Chiara Raimondi, Mémoires d’Alexandrie — Hérophile

Dans les secrets de la légen­daire bibliothèque…

La ville d’Alexandrie, en Égypte, pou­vait s’enorgueillir de pos­sé­der la biblio­thèque la plus célèbre de l’Antiquité. Au IIIe siècle avant J.-C. le roi Pto­lé­mée réunit nombre de savants de l’époque pour qu’ils conti­nuent leurs tra­vaux sur les lieux.
Paral­lè­le­ment, il fait ras­sem­bler, dans toutes les langues qu’elles soient grecque, égyp­tienne, ara­méenne, hébraïque, des trai­tés scien­ti­fiques, des œuvres lit­té­raires, des tra­gé­dies de Sophocle, d’Eschyle, d’Euripide… La biblio­thèque aurait compté jusqu’à 700 000 rou­leaux. Un incen­die, aux causes bien incer­taines, a qua­si­ment détruit la tota­lité de ce trésor.

Chiara Rai­mondi, dans une tri­lo­gie, sou­haite faire revivre trois per­son­nages authen­tiques qui ont été, dans leur domaine, des pré­cur­seurs. Elle com­mence avec Héro­phile qui sera suivi par Pto­lé­mée Phi­la­delphe, un roi bâtis­seur, et Hypa­thie, une savante.

Un homme réunit fébri­le­ment des docu­ments en écri­vant à Éra­sis­trate de ne pas détruire ses tra­vaux. Mais c’est ce même Éra­sis­trate qui excite la foule contre un savant qui a offensé les dieux.
Deux mois plus tôt, Éras­to­phène, le chef-bibliothécaire accueille, avec un cer­tain mépris, deux méde­cins grecs que le roi a fait venir pour leurs tra­vaux. Ils se font moquer lorsqu’ils expliquent qu’ils n’utilisent pas les prières pour sou­la­ger les dou­leurs de leurs patients. On les relègue dans un sous-sol et ils com­mencent à pra­ti­quer leur méde­cine.

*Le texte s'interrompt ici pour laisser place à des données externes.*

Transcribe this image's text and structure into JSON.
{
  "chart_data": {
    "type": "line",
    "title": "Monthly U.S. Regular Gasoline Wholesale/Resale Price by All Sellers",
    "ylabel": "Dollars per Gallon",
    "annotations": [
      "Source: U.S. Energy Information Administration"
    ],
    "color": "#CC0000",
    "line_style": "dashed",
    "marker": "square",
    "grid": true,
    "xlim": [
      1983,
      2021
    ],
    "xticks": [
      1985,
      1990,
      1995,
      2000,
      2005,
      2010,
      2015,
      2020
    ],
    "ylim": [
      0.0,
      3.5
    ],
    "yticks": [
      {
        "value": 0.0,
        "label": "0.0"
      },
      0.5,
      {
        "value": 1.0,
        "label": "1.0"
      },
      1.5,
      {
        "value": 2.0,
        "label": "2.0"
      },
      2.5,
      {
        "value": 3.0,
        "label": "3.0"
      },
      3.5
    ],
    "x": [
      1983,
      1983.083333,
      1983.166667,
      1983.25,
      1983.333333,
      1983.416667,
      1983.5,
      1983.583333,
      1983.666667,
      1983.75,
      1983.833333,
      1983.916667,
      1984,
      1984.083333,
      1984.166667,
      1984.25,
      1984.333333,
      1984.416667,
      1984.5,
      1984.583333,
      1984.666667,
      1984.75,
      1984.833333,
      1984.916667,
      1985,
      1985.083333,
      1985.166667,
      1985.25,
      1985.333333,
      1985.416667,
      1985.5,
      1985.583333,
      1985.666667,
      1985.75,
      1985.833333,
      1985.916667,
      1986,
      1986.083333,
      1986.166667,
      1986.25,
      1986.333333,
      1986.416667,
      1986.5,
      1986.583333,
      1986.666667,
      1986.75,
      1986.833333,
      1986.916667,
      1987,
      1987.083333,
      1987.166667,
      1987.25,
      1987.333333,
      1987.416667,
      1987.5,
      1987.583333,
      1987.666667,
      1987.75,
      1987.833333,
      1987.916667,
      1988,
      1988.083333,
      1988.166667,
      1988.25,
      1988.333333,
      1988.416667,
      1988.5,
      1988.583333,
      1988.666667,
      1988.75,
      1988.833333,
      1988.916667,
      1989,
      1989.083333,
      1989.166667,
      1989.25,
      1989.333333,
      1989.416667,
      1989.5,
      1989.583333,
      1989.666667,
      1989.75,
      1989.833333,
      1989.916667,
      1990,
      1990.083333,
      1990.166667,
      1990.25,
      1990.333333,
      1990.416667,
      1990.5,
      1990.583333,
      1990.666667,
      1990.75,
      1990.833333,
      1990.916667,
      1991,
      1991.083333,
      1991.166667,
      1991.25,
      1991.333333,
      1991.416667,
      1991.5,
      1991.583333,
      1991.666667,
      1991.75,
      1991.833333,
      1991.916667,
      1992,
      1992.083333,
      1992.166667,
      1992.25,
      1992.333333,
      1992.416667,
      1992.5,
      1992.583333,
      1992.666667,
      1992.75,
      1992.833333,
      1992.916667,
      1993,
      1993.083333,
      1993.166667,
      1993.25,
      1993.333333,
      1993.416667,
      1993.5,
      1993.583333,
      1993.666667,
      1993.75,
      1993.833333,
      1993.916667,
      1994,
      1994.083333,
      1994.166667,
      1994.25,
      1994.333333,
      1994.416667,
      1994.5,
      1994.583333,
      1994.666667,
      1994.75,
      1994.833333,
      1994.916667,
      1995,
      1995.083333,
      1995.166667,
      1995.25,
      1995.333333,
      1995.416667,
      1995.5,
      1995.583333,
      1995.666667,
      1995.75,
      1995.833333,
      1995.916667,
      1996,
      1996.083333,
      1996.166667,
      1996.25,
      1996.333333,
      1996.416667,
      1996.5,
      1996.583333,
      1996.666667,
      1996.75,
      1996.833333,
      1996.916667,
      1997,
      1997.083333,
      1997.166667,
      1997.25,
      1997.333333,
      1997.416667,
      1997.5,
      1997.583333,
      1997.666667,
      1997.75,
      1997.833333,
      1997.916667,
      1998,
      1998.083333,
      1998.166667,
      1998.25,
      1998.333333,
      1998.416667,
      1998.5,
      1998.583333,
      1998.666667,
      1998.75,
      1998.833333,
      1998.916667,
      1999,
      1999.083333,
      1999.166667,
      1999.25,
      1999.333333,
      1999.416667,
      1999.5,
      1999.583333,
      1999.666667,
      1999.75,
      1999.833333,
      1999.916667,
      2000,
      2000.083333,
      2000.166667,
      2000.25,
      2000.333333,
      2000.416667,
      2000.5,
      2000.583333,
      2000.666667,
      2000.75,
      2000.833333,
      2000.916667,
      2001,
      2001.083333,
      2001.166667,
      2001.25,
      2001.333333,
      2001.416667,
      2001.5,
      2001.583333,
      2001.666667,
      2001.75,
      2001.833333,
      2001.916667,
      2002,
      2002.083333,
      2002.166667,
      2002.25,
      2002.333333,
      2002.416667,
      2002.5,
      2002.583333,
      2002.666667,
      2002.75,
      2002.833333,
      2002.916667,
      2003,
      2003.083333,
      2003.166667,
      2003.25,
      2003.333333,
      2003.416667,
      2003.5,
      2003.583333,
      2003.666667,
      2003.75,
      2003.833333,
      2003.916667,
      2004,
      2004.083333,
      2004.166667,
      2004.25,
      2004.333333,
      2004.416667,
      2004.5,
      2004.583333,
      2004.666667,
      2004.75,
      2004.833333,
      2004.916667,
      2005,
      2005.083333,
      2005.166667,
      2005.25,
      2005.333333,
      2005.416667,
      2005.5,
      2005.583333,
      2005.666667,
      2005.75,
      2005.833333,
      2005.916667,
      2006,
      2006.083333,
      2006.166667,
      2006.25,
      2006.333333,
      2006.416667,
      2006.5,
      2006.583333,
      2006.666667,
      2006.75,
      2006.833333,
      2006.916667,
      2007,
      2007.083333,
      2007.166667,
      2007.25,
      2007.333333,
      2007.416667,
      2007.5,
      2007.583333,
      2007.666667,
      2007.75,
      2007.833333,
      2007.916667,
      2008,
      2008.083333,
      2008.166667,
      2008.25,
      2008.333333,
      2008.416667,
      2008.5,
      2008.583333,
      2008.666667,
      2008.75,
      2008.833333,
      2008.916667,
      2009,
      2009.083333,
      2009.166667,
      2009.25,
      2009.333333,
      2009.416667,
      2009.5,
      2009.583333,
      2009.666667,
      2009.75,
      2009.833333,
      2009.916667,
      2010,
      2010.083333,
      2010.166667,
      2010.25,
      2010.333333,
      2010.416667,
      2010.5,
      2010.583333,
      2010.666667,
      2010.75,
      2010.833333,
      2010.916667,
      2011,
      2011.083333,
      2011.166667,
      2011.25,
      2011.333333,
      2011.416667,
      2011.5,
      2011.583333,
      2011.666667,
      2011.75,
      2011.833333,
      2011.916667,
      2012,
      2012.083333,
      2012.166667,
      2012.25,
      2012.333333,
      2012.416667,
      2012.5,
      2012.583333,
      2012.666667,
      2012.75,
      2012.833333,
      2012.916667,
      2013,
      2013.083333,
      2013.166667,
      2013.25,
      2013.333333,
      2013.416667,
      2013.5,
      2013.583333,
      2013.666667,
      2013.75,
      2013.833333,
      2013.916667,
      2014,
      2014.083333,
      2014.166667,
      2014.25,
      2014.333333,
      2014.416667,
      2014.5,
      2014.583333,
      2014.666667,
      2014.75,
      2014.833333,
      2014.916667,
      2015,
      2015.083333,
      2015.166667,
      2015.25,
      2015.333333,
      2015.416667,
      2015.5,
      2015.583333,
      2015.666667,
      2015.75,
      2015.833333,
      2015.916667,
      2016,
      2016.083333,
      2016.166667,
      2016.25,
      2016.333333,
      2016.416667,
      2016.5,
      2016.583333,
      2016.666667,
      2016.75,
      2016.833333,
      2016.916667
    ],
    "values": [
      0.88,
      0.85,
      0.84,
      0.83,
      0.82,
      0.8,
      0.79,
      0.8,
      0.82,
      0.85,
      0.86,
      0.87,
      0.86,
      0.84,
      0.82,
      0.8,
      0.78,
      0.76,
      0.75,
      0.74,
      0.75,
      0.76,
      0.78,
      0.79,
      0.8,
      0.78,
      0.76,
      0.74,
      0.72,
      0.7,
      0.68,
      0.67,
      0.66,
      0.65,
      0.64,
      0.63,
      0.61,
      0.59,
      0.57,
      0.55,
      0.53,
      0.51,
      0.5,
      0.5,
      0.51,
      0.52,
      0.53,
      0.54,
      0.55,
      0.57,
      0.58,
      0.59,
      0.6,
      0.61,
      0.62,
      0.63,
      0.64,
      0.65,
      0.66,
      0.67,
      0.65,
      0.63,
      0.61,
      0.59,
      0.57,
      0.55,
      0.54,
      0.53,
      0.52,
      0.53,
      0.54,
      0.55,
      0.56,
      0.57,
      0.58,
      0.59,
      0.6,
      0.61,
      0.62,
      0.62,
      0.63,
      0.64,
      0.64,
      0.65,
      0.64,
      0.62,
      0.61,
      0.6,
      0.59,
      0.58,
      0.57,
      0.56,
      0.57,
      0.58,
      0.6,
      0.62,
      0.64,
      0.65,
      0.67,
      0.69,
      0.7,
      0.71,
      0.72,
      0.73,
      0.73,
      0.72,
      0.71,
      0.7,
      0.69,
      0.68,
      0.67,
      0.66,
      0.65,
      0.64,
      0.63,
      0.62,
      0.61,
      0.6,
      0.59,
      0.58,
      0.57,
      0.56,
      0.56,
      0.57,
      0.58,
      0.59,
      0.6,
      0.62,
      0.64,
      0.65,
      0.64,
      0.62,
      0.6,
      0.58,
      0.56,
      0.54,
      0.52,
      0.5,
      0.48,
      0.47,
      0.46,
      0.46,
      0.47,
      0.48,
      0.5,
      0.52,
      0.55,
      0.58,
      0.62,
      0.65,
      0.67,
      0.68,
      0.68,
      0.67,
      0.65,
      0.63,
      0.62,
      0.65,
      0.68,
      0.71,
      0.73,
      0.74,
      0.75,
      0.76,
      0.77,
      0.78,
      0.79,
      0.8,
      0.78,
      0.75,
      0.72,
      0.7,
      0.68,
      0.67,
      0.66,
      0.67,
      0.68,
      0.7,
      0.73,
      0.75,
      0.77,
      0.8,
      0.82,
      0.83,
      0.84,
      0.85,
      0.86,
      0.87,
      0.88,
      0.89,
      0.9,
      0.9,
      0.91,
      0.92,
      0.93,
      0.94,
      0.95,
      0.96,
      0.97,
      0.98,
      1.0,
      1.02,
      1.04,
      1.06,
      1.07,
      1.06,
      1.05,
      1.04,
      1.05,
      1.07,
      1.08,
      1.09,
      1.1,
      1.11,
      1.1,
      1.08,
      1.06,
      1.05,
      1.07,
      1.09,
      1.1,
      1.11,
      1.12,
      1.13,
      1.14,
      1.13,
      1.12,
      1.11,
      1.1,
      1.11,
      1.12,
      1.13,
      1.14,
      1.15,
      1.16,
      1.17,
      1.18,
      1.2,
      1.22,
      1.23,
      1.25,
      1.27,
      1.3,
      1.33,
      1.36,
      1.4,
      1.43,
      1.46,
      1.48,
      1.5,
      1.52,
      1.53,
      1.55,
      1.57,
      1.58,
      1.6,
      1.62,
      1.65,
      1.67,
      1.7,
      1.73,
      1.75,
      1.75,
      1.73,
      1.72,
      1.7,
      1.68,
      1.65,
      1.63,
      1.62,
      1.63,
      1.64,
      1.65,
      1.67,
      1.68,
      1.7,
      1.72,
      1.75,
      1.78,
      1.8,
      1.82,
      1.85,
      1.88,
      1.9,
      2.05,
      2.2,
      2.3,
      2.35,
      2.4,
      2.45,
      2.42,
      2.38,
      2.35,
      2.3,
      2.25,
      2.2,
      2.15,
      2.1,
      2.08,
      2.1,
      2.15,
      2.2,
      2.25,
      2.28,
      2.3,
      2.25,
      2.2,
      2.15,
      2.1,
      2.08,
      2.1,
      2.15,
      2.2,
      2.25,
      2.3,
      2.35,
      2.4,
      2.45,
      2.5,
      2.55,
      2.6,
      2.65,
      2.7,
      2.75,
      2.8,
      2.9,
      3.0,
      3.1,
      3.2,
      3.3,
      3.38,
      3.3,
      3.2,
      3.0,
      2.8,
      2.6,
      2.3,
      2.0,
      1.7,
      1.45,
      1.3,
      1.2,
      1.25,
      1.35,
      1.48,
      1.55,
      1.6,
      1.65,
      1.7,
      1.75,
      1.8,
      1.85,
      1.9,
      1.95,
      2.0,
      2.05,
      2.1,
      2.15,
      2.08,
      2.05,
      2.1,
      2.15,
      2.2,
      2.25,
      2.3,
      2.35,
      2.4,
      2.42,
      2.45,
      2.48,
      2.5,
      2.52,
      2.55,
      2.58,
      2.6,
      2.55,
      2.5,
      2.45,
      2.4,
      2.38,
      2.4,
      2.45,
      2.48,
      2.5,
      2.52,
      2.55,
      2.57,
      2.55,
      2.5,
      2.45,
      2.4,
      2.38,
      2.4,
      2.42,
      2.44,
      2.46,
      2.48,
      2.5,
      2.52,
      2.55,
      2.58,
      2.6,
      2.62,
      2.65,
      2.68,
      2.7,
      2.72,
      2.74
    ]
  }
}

Mais quand un de leurs patients, sans doute empoi­sonné, décède, Héro­phile pra­tique sur le corps la dis­sec­tion, en contra­dic­tion avec les prin­cipes reli­gieux selon les­quels le corps du défunt doit être intact pour accé­der digne­ment à l’au-delà…

L’auteure pré­vient que son his­toire reste fic­tion­nelle même si les per­son­nages ont réel­le­ment existé et sont connus pour les tra­vaux décrits. Ainsi, ce méde­cin a été très loin dans la connais­sance du corps humain, mais ses neufs trai­tés d’anatomie ont dis­paru.
Chiara Rai­mondi s’est appro­chée le plus près pos­sible de la vérité dans un récit où elle met en scène, avec talent, les conflits entre les tenants de croyances reli­gieuses ineptes et la curio­sité scientifique.

Elle assure un gra­phisme syn­thé­tique usant de traits éner­giques, pré­cis et de cou­leurs lumi­neuses. Si sa mise en page est de fac­ture clas­sique, elle pri­vi­lé­gie les pro­ta­go­nistes aux décors, ceux-ci res­tant mini­ma­listes.
Un album inté­res­sant pour décou­vrir un scien­ti­fique très en avance sur son temps. Il fau­dra attendre la Renais­sance, mais on reste un peu sur sa faim espé­rant en apprendre plus sur sa vie. Or, les sources fiables sont peu nombreuses.

serge per­raud

Chiara Rai­mondi, Mémoires d’Alexandrie – Héro­phile, tra­duit de l’italien par Diane Ran­ville, Ankama, sep­tembre 2022, 48 p. – 13,90€.